Con molta fatica sono riuscita poi ad andare al lavoro, mentre i miei colleghi cercavano di consigliarmi, abbracciarmi e farmi mangiare. Ma ero distrutta. La parte peggiore era dover portare un peso così pesante da sola.
E poi lui ha chiamato.
Voleva farmi sapere che sua moglie sapeva tutto. Che mi amava e che non poteva vivere senza di me. Ma che prima non era pronto. Mi ha pregato di aspettare perché aveva bisogno di me.
Mi ha promesso che sarebbe tornato da me quando i suoi figli sarebbero tornati a scuola. Sarebbe tornato con me a settembre. Sì, certo che ero disposta ad aspettare. Era, dopotutto, il mio grande amore.
I mesi successivi furono una tempesta di gioia e di dubbi. Eravamo insieme quasi ogni giorno, almeno come una relazione nascosta permetteva.
Ha parlato di sogni a lungo termine, della nostra futura casa, dei viaggi che avremmo fatto e dei nostri figli insieme.
Il mio cuore lo desiderava e voleva fidarsi di lui. Ma la mia mente sapeva di non doverlo fare. La mia mente non voleva crederci.
Mi sono seduta lì, aggrappata alla speranza, guardandolo comprare nuovi mobili con sua moglie. Poi una nuova auto.

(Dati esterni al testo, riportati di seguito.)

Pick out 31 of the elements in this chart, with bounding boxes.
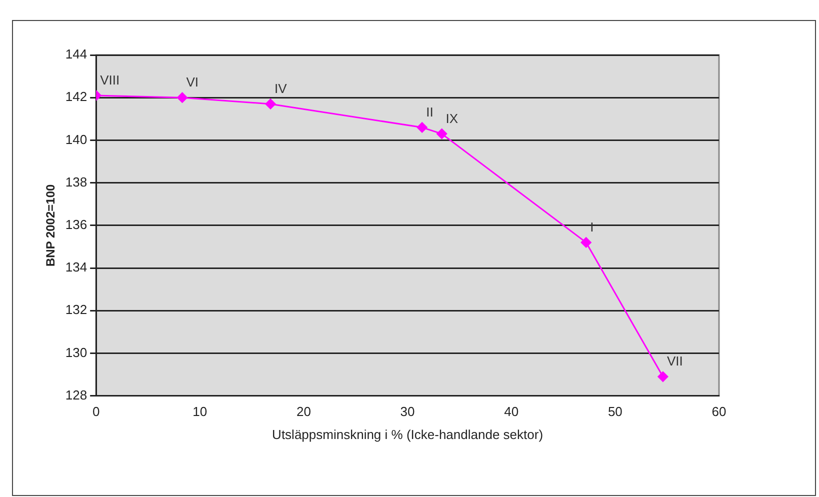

Assunse un giardiniere e iniziò le riparazioni della sua casa.
E io… sono diventata solo la ragazza con cui stava dalle nove alle diciassette dal lunedì al venerdì.
Per le quaranta ore a settimana in cui sua moglie lavorava, lui era mio. Mi amava e mi adorava e parlava del nostro futuro insieme.
Ma, arrivato settembre, non è andata come aveva detto. E io ero ancora sola.
Mi aveva detto che saremmo stati insieme a settembre. Così ho aspettato i primi giorni. Sono andata allo stesso ristorante di sempre e l’ho aspettato.
Ho fatto tutto questo per amore. E mentre il tempo passava, non ho perso la speranza. I miei sentimenti sono rimasti forti.
Ma quello che spero davvero è che un giorno lui torni da me per goderci il nostro settembre insieme.